In NSPCC adverts, they have a disclaimer at the bottom of the screen saying that the children are actors and were protected during filming. Adverts filmed overseas do not tend to have such a disclaimer, and as such I have always assumed that they show real people in their real situations. In my opinion, if this causes people to be more inclined to help worthwhile causes and genuine charities, it can only be to the good. As for Maria finding out she’s not living in the lap of luxury, I would imagine she’d probably noticed her life isn’t champagne and unicorn shit before some beardy guy told her so.

Actually, DivineComedienne has good instincts. This is pure exploitation.

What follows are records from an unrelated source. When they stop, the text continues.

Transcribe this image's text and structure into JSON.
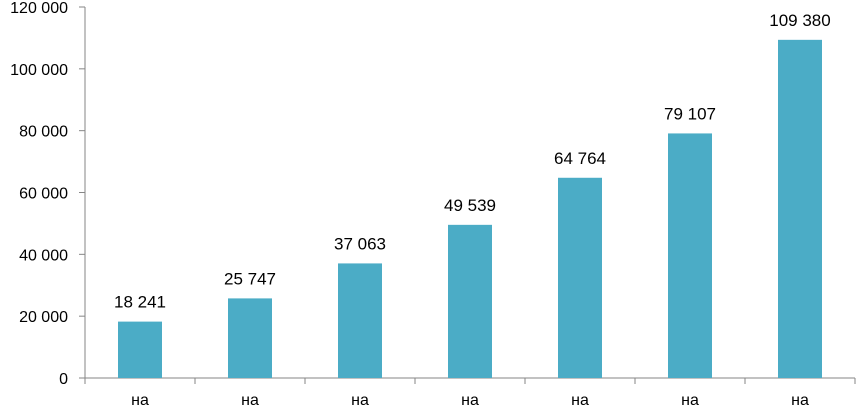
{
  "chart_data": {
    "type": "bar",
    "categories": [
      "на",
      "на",
      "на",
      "на",
      "на",
      "на",
      "на"
    ],
    "values": [
      18241,
      25747,
      37063,
      49539,
      64764,
      79107,
      109380
    ],
    "data_labels": [
      "18 241",
      "25 747",
      "37 063",
      "49 539",
      "64 764",
      "79 107",
      "109 380"
    ],
    "ylim": [
      0,
      120000
    ],
    "yticks": [
      0,
      20000,
      40000,
      60000,
      80000,
      100000,
      120000
    ],
    "ytick_labels": [
      "0",
      "20 000",
      "40 000",
      "60 000",
      "80 000",
      "100 000",
      "120 000"
    ],
    "grid": false,
    "legend": "none",
    "title": "",
    "xlabel": "",
    "ylabel": "",
    "bar_color": "#4bacc6",
    "axis_color": "#868686"
  }
}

I travel…a lot. I have even been to some of the villages where the money from this organization goes and, let me tell you, first, the family gets a very small percentage of of the money that people send “for the child.” in addition to that, the organization roams town when shooting the commercials, and looks for the kids with the skinniest-build possible.

It’s a sham…they have the kids try to appear sad, and they get them on film after they’ve been playing, but before bathing, and they depict them as hungry, dirty, and poor.

Teacake’s comment “As for Maria finding out she’s not living in the lap of luxury, I would imagine she’d probably noticed her life isn’t champagne and unicorn shit before some beardy guy told her so” is actually dead wrong (no offense). Kids are having great fun most everywhere in the world (unless their parents are assholes), and it doesn’t require money for them to be having a blast. It could actually be argued that kids in a “poor” village in, say, rural Indonesia, are having a lot better time than our kids with their big TVs, iPads, video games, hanging-out mostly in shopping malls.

Most “poor” people out there really love their kids, and they give them a pretty “good” life (relatively speaking). They raise their kids with decent values, and the kids find a lot of fun things to do in their areas, around lakes, rivers, beach, jungle, etc. Most don’t fear being abducted or abused, like our kids are taught to fear, in the West.

Most poor kids DON’T realize they don’t “live in the lap of luxury” until the fat bearded guy comes and tells them. It’s a shame…and it’s a sham.

Granted, some parts of Latin America and Africa are genuinely poor, and the kids are genuinely deprived. But I have yet to find any place in Asia…ANYWHERE…where the kids go hungry, and don’t enjoy their life there. We (in the West) are led to believe that our way is the best way, but that’s naïve, and narrow.

DivineComedienne can actually “smell a rat” without any exposure to the realities of it all. That’s refreshing!

Nice opinion you’ve got there…but here’s the facts. ChildFund has a very good rating.

Hahaha, how droll, that’s a good one…oh, wait a minute, you were serious weren’t you?

Rather than argue against your ignorance, I’ll mourn instead for the recent loss of our old “rolleyes” emoticon – since this //rolleyes// is thoroughly insufficient to express how I feel about your screed.